The book’s best pages deal with the language of red. This is not just limited to the different meanings for the perceiver of red, rouge, purple, vermilion, scarlet, crimson, pink and so on, and how and where these names for colours entered different languages. Red was the most frequently referenced colour in the Bible, for example. But Pastoureau is excellent in tracking down the progression of red from a noun to an adjective, as a “magnificent cloth” in Hebrew becomes “pannus rubeus” in the Middle Ages (a “scarlet” cloth by the seventeenth century) and what was “royal clothing” for the Greeks becomes “vestis purpurea”. In seventeenth century France and Germany the words “rouge” and “rot” became adverbs to signify “very” or “strongly” as in “cet home est rouge grand” for “that man is very tall”.

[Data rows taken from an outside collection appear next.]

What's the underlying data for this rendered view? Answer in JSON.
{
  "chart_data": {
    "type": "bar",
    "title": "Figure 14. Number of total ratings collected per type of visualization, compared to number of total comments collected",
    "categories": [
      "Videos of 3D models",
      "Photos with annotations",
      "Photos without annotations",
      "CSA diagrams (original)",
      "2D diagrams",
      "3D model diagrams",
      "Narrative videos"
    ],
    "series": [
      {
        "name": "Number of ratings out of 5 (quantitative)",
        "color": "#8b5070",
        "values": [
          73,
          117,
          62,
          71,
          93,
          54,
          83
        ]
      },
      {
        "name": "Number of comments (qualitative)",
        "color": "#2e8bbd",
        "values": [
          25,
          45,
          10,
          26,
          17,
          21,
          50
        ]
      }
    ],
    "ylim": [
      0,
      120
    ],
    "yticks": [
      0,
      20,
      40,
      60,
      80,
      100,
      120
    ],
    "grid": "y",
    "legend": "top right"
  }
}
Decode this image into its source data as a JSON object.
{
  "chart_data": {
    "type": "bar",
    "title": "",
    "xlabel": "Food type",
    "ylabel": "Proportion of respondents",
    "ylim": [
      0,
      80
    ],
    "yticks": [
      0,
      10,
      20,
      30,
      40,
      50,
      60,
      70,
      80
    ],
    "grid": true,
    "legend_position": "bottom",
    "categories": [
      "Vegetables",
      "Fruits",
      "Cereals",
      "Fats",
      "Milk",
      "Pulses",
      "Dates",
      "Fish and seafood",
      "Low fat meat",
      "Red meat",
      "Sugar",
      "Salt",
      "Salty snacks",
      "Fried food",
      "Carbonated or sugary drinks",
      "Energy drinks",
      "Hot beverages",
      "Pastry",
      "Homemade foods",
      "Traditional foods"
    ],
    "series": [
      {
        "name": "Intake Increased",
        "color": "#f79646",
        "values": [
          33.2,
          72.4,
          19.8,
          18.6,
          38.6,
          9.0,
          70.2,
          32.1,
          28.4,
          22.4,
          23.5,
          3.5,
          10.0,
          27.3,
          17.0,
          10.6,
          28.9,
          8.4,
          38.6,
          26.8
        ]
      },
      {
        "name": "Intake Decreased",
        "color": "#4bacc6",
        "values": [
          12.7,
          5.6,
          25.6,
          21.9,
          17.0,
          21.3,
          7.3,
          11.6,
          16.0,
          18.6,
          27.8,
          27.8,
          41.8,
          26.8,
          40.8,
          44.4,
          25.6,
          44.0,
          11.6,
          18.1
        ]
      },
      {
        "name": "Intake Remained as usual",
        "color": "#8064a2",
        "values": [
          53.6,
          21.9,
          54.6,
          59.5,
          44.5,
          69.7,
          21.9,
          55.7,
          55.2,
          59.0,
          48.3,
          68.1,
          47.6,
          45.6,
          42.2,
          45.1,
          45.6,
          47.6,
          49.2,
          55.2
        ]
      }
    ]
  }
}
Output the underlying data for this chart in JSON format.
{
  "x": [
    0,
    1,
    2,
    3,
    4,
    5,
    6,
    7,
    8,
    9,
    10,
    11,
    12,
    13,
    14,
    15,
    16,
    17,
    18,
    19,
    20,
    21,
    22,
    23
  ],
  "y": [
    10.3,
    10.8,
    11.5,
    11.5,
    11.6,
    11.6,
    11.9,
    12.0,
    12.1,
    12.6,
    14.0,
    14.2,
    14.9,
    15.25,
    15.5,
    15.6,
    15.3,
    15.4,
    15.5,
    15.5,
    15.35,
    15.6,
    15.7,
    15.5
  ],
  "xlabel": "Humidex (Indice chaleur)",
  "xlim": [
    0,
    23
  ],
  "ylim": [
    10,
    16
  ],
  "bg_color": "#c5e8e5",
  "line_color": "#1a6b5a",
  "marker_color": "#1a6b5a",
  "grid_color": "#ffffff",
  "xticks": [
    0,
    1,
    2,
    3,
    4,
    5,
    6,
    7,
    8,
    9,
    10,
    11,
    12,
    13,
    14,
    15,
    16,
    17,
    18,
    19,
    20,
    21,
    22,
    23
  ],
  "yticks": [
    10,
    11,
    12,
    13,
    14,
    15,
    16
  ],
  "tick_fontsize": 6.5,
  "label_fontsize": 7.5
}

Although he insists that this is not an art history, art is another of Pastoureau’s “threads”. Beyond a grasp of the production processes and the social uses of colours, he appears not to have any knowledge of how painters obey and disobey rules as aesthetics dictate. He lists certain artists as loving the colour but offers no evidence of this, since the use of red clothing in their paintings may be just as validly attributed to their patron’s tastes as their own. He has a tendency to make claims for the paintings he chooses as illustrations that are irrelevant to his discussion and, at worst, actually misleading. Thus he describes a portrait by Van Eyck as “one of the strangest portraits in all of Flemish painting”, despite the fact that its composition is entirely within the set pattern for Flemish portraits at the time, while its execution is weak enough to cast doubts on the attribution to Van Eyck. He sees Rembrandt as a Calvinist painter and therefore restricted in his use of red (banned by Calvin in Geneva), but Rembrandt’s use of red and red/gold as a suffusing background colour is legendary, while his bohemian domestic life is eloquent of his attitude to Calvinism. Pastoureau dismisses nineteenth century notions of warm and cold colours as pure convention, yet even the most superficial look at Constable’s landscapes prove the power of a tiny passage of red to draw the eye, while the surrounding blues and greens disappear into the distance. The Impressionists knowingly exploited the science of the colour spectrum, bringing colour alive as never before, but they firmly believed in the theories of warm and cold. Perhaps that is why Pastoureau ignores them altogether. As he does Kandinsky, whose book On the Spiritual in Art has much to say about the properties of colour. Dismissing green as bourgeois, Kandinsky says “The unbounded warmth of red has not the irresponsible appeal of yellow, but rings inwardly with a determined and powerful intensity. It glows in itself, maturely, and does not disturb its vigour aimlessly.” Artists may not be scientific but they have been influential and should not be ignored.

Despite these misgivings, Pastoureau is correct to claim that “It is society that makes the colour, that gives it its vocabulary and its definitions, that constructs its codes and values, that organises its uses and determines its stakes.” But society is an unwieldy and unstable force, like the colour red itself. This history can never, therefore, be definitive.

1/10/2017

Catherine Marshall is an art historian and curator, formerly founding head of collections at the Irish Museum of Modern Art and Co-Editor of Twentieth Century, Vol. V,  Art and Architecture of Ireland, published by the Royal Irish Academy and Yale University Press, 2014.